For this reason, smaller gauge wire has a lower amperage (current) limit than larger gauge wire. The smallest common household wire can carry 15 amps of current. The largest common wire type (usually only used in electrical service panels) can carry a maximum of 95 amps.
If you have an outlet in your home that is connected with a 15 amp cord and you plug in a 20 amp appliance, you are asking your wiring to supply more current than its rated capacity. Your circuit breaker should trip and stop the current flowing through the circuit. The circuit breaker will interrupt the current to protect the affected wires.
Why do I need to protect the wires? When you overload a wire by plugging in a device that requires more current than the wire is rated for, the wire can become very hot. Overheated wires can melt their protective insulation. Exposed wires are an electrical shock hazard to anyone who accidentally touches them.
If exposed wiring is located near flammable materials, these wires are a significant fire hazard. Attic insulation and other flammable materials behind walls can catch fire from the heat of exposed wires. If your circuit breakers are not working properly, you could have a house fire due to overloaded wiring in your home.
Adding a higher capacity breaker or disabling the breaker to allow over-rated devices to work can also increase the risk of burning down your home. A new circuit will not save your home from the consequences of overloading it with wires that are too small.

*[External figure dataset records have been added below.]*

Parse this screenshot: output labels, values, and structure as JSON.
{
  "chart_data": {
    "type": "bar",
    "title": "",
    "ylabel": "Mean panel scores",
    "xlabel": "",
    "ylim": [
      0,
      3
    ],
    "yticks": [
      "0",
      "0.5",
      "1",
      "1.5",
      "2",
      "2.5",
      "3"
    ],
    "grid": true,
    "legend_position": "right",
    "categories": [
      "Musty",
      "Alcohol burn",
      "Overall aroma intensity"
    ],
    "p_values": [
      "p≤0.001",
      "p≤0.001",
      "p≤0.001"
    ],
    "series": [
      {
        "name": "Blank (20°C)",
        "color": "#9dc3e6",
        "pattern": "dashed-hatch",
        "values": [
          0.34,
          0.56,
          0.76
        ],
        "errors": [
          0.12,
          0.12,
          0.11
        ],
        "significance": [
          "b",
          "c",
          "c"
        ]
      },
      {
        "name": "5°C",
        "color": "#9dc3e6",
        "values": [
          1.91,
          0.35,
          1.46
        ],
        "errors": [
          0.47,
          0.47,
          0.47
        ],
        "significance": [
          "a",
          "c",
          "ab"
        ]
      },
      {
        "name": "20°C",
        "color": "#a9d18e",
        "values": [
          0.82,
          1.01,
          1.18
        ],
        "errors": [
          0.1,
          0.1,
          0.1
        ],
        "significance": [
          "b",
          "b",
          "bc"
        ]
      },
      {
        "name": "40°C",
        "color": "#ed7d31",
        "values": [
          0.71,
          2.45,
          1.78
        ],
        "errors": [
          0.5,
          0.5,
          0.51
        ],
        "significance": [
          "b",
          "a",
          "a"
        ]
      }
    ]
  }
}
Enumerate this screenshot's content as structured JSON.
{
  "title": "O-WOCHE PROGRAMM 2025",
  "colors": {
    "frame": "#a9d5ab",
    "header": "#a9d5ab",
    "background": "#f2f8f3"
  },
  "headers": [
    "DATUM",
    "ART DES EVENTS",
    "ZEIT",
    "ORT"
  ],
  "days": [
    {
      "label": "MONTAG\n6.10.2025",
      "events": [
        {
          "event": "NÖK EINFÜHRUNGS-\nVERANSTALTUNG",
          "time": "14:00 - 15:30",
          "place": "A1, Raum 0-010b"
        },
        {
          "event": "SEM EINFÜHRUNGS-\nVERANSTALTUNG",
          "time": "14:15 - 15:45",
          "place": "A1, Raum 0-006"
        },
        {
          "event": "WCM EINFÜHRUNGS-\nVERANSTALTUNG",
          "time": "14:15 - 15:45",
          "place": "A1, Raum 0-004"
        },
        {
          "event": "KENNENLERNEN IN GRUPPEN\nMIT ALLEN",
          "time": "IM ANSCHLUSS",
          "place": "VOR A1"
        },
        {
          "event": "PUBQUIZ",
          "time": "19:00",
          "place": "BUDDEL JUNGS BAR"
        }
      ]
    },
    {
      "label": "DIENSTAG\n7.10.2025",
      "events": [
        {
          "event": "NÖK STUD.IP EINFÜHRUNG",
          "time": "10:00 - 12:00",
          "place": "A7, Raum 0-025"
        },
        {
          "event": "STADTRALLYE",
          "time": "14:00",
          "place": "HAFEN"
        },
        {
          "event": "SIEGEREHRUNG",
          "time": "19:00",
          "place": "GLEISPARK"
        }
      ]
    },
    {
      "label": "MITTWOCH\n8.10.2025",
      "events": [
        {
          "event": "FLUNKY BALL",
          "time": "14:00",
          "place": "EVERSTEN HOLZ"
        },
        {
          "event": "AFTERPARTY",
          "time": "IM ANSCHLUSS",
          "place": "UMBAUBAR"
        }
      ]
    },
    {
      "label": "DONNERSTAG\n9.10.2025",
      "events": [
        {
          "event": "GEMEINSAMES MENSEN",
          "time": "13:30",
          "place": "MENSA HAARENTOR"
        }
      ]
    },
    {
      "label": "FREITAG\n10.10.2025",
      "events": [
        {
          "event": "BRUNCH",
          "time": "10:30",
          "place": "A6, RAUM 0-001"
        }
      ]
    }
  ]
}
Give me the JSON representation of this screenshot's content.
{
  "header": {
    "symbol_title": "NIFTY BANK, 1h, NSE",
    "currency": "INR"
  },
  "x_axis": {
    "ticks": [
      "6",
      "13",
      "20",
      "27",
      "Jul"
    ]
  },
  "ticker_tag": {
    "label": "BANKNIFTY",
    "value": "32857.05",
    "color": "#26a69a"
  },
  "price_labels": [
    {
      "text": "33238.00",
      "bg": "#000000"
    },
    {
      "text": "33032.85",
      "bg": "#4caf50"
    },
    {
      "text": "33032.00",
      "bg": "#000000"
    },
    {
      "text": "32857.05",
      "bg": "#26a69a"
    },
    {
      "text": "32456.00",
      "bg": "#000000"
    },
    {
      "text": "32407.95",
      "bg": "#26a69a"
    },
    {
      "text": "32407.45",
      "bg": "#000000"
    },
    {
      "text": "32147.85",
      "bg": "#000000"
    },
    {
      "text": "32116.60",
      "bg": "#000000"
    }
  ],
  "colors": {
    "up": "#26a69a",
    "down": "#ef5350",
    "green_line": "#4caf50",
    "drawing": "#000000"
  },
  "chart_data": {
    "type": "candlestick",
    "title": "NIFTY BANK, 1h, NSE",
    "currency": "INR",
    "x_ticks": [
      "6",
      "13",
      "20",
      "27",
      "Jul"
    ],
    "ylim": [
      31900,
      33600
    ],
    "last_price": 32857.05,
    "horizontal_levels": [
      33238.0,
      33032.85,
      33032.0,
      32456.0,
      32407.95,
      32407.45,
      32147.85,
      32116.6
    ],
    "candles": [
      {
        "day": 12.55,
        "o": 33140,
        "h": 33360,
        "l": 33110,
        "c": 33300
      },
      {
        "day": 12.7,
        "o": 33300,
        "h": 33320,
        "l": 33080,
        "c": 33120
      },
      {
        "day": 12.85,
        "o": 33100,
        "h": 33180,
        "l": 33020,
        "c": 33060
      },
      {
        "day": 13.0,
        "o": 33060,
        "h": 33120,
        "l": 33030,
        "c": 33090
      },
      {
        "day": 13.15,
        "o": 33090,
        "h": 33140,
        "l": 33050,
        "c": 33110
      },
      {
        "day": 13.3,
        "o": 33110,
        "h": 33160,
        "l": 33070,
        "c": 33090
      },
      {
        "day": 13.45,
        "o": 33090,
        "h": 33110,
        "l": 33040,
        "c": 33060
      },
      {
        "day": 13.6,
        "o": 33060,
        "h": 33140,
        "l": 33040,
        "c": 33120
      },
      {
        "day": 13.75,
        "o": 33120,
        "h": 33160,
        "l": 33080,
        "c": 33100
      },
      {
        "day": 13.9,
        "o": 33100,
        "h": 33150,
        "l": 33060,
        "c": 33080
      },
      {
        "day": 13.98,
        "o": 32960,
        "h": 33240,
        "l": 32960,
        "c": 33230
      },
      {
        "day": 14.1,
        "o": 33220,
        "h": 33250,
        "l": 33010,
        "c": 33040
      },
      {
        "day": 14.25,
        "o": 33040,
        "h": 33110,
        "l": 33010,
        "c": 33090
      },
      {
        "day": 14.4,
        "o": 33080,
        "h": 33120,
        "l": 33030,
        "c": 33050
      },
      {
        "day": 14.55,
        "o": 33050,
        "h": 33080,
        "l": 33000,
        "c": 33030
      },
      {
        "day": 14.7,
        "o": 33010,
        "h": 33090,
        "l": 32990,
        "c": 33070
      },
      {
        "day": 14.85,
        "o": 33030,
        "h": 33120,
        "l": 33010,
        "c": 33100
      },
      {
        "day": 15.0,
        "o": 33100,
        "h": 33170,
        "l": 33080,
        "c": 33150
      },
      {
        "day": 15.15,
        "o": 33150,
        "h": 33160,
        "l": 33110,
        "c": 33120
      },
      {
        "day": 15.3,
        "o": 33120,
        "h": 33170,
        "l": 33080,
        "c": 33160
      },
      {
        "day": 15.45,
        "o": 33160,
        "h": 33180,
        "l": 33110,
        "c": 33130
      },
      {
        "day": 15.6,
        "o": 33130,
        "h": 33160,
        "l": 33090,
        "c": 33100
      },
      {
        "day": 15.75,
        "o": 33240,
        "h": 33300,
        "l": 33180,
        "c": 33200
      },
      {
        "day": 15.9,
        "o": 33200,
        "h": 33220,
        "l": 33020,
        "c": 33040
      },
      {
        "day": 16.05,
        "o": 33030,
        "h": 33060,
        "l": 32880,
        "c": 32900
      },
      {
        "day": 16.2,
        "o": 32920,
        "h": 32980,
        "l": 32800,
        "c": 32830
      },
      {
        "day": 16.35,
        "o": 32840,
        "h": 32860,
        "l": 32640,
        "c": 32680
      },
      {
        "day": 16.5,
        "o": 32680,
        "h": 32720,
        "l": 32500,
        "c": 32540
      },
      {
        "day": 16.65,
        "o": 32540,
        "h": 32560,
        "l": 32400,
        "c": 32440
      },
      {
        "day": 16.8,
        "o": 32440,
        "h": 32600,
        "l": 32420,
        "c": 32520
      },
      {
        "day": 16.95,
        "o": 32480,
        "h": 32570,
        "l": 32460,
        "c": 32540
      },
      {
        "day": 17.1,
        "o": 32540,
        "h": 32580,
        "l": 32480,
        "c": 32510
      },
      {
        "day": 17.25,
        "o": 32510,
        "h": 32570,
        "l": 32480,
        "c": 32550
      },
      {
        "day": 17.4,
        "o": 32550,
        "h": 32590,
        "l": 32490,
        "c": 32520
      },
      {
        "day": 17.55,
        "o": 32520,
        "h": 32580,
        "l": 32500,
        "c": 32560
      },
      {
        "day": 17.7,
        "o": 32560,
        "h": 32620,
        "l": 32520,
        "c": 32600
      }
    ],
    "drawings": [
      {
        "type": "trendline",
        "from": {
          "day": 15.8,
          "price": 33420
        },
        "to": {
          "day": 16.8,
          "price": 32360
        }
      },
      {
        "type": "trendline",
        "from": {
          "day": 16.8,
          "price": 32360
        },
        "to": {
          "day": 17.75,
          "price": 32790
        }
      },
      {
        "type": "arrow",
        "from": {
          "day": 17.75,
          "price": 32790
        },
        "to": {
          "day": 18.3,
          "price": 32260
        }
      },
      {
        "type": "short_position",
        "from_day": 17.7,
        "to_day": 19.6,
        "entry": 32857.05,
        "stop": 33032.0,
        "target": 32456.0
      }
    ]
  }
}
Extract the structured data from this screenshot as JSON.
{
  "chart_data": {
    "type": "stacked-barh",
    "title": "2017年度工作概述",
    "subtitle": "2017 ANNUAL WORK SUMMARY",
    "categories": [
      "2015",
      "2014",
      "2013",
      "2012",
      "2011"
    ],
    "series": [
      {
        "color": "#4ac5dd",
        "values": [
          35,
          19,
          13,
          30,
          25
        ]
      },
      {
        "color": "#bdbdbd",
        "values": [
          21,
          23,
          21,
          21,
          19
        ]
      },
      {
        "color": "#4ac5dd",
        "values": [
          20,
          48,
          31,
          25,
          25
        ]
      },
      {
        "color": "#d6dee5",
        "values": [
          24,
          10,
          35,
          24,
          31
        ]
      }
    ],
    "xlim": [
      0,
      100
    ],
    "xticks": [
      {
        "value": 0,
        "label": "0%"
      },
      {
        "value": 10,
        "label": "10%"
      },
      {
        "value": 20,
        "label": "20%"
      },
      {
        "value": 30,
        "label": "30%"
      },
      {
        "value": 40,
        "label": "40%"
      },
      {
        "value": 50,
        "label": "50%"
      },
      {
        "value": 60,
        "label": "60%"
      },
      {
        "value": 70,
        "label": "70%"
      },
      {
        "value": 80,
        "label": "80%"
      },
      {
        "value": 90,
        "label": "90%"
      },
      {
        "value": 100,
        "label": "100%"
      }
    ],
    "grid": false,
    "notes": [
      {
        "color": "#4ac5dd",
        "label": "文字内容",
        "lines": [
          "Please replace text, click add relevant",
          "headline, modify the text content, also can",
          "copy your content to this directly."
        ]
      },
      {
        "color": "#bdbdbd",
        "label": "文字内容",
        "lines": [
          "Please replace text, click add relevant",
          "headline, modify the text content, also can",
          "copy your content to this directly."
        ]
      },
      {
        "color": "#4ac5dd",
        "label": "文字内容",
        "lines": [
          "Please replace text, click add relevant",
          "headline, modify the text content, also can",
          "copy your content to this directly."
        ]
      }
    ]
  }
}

Even if your wiring is properly rated for the current strength you need, smaller wires will get hotter than larger-diameter wires when both carry the same current load. Smaller wires lose more power due to heat loss than larger-capacity wires.
For example, 100 feet of 12 gauge wire carrying 15 amps of current will lose 77 watts of energy. A 10 gauge wire of the same length will only lose 48 watts of energy when carrying the same load of current. Over time, larger wires will reduce your overall energy costs because you will lose less energy in your electrical system.
Depending on the size of your electrical system, you can recoup the cost of larger wiring in two to three years due to energy savings. Remember that most labor costs are the same whether you use standard wiring or larger wiring. Most of your investment in larger wiring goes into the wire itself.
Using a larger AWG wire provides more flexibility in the layout of your electrical system. Your electrician can add more sockets as your wiring increases the current potential. Larger wiring can sometimes be installed in hazardous areas where smaller wiring is not recommended.
If you decide to upgrade your home's wiring in the future, you may not need to install larger wiring when you already have a higher grade of wiring in your home. If you plan to add outlets or make other upgrades to a room later, installing increased capacity wiring now will save you the hassle of removing walls to increase the size of the wiring in the future.
Larger wiring also prevents voltage drops that can reduce the performance of electrical equipment and appliances. For example, improper wiring can cause lights to dim when a refrigerator's compressor kicks in. Voltage drops are frustrating and can damage motors and other electrical equipment over time.
If your fuses are blowing frequently or your toaster is too slow, your wiring is not providing the current you need. Improve the safety, energy efficiency and future electrical scalability of your home by hiring an electrician to install larger wiring for you.